Dem Vordenker, Friedensstifter, „wirklich guten Freund und Ratgeber“ Alois Glück dankte Landtagspräsidentin Ilse Aigner in ihrem Nachruf. Er habe der Demokratie die Richtung gewiesen: „Durch das, was du getan hast. Aber vor allem durch die Art, wie du es getan hast. dein Wirken als Vordenker und Friedensstifter ist ein Vermächtnis.“

Zwischen Glück und Markus Söder war es nicht „Liebe auf den ersten Blick“, wie der Ministerpräsident bekannte. „Ich war zu forsch, zu schnell.“ Rückblickend gestand er: „Ich hätte schon früher auf ihn hören sollen, das hätte mir manches an Ärger erspart.“ Alois Glück sei ein eigenes Kraftzentrum in der CSU gewesen, mit seiner Autorität habe er nach dem Tod von Franz Josef Strauß die Fraktion zusammengehalten. „Er war einer der ganz Großen, einer der bedeutendsten Bayern der Nachkriegsgeschichte.“ ZdK-Präsidentin Stetter-Karp würdigte die Leistung des Verstorbenen für das oberste kirchliche Laiengremium: „Zum Glück hatten wir Glück.“ Seine Stimme sei Ansporn, nicht nachzulassen im Einsatz für ein zukunftsfähiges Christsein.
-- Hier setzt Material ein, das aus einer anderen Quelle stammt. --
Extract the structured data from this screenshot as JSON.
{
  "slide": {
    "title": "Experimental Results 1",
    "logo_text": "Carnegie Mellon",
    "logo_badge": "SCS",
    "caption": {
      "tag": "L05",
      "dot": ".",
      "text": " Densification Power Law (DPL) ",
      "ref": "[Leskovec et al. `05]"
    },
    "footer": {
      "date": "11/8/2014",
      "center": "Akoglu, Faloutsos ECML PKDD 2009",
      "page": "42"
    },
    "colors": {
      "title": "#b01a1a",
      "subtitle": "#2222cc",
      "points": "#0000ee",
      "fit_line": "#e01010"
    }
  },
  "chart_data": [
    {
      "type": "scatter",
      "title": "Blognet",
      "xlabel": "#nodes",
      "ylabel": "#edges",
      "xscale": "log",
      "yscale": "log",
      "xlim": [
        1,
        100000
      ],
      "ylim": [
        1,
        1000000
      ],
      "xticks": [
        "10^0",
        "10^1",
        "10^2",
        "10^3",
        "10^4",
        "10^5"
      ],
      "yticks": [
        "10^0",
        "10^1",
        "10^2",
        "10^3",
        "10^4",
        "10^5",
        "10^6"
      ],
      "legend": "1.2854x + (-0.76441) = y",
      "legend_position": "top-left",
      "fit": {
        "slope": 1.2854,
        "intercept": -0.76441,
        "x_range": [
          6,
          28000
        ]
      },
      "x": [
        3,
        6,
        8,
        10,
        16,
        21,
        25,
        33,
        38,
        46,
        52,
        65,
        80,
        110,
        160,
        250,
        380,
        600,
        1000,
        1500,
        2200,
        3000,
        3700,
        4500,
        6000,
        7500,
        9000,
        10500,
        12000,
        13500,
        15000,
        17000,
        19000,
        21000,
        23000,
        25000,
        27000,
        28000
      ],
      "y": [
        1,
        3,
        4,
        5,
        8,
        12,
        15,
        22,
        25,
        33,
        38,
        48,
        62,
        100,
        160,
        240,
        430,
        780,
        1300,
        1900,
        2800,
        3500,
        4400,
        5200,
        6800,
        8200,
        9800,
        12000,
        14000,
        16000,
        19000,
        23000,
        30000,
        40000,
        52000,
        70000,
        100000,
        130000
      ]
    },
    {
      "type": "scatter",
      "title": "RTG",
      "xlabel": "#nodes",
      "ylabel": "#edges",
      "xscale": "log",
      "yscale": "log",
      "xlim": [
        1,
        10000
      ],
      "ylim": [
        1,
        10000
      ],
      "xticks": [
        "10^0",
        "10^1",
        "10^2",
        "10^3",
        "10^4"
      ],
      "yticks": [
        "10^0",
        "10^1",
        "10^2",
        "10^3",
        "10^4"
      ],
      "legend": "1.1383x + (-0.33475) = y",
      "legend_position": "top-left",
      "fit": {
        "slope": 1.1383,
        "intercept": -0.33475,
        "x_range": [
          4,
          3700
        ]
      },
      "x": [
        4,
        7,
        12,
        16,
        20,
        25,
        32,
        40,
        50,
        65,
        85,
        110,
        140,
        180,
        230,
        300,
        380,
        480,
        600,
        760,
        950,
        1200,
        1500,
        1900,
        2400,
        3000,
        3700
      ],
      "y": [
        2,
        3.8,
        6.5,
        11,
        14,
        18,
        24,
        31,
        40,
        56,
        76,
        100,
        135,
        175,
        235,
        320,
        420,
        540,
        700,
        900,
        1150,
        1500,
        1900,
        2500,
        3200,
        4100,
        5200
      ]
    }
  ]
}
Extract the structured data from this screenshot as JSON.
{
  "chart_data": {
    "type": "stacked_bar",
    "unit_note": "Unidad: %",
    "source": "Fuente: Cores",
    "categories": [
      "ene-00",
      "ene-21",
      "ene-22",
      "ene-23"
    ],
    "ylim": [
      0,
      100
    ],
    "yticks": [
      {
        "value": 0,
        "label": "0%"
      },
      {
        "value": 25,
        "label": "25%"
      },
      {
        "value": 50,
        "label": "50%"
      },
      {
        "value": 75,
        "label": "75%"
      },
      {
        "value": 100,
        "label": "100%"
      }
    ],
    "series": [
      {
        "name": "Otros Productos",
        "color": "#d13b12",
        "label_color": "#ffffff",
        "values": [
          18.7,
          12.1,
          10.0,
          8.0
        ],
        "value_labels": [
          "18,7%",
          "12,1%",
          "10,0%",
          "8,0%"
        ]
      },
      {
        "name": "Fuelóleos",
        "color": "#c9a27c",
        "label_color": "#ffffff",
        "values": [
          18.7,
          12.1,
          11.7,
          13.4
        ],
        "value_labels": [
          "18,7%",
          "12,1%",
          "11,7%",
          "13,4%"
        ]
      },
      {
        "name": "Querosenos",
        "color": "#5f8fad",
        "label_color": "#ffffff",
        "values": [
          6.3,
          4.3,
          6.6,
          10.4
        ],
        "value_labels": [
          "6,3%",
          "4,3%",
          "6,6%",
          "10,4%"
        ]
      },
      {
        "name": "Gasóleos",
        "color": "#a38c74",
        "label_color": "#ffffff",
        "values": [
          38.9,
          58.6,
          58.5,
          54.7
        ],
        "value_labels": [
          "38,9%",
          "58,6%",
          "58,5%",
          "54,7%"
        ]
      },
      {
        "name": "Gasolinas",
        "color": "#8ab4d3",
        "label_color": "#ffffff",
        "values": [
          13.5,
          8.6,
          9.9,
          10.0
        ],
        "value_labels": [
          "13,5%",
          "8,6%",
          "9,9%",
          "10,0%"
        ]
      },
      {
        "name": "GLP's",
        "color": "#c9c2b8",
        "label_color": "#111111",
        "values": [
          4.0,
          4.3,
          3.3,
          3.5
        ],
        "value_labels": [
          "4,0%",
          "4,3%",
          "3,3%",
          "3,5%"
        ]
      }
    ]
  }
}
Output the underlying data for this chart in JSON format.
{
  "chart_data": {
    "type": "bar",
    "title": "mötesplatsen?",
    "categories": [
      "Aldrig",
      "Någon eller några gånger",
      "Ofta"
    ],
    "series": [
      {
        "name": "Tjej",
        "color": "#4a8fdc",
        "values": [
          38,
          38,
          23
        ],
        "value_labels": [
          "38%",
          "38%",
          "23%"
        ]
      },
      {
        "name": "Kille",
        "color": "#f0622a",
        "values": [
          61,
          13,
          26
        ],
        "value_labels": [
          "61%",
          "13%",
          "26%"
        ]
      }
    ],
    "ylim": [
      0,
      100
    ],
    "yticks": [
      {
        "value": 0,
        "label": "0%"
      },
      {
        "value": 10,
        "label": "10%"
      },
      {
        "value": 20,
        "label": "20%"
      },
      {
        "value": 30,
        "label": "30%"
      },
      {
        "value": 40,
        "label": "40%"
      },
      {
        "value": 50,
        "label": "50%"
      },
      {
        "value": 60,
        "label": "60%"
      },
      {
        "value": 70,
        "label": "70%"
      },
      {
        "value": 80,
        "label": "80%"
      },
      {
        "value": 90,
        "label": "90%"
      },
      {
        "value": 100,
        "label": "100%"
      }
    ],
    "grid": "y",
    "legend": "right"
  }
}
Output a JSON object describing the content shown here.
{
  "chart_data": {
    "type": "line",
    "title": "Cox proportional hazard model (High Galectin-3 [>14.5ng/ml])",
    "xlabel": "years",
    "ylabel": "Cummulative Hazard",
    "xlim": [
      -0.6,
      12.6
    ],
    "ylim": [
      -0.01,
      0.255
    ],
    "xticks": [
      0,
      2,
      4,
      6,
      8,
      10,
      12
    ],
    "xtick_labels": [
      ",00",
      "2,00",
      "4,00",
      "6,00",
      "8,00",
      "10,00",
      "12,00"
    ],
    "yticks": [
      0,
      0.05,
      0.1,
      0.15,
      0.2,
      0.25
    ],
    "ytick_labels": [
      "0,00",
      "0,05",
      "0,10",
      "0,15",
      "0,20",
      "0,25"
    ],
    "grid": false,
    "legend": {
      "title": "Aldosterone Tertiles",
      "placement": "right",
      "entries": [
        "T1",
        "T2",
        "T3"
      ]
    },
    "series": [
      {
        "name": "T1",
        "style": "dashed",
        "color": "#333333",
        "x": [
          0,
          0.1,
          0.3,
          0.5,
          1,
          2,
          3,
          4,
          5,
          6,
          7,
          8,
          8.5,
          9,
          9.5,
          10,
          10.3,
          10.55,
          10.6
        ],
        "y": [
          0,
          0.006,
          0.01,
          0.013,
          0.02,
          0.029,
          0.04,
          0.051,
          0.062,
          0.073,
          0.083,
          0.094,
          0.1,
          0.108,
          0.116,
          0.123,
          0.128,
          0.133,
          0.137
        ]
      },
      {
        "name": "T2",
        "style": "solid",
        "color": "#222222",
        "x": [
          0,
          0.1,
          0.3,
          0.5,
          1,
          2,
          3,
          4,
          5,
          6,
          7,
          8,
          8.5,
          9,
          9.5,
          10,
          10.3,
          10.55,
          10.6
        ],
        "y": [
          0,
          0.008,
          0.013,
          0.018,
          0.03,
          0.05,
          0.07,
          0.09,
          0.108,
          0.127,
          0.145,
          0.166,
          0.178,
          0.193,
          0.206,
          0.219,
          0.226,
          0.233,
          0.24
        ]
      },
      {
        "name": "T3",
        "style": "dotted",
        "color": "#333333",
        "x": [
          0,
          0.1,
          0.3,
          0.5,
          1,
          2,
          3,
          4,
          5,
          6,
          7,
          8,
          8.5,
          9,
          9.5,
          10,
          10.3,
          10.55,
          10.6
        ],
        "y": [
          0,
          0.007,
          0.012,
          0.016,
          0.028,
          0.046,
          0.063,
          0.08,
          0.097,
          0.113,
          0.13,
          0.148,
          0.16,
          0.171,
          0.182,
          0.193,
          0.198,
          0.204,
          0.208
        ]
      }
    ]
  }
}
Hinter dem Sarg zogen der Kardinal und die über 1000-köpfige Trauergemeinde ins Freie. Dort hatten sich Bürger versammelt, um sich von Alois Glück zu verabschieden. In einem weißen Leichenwagen wurde der Sarg weggefahren, während die Trauergäste im Kaisersaal der Residenz zusammenkamen: Die Bergwachtler, deren Vorsitzender Glück gewesen war, die Gebirgsschützen, die Vertreter des Roten Kreuzes, Mitglieder des Diözesanrats der Katholiken und des ZdK waren ebenso da wie Repräsentanten des Bauernverbands, alte CSU-Weggefährten und aktuelle Ministerinnen und Minister, Politiker von Freien Wählern, SPD und Grünen. Alle miteinander im Gespräch – wie ein Abbild der aktiven Bürgergesellschaft, die sich Alois Glück immer gewünscht hatte. Noch über seinen Tod hinaus hat er die Menschen zusammengeführt.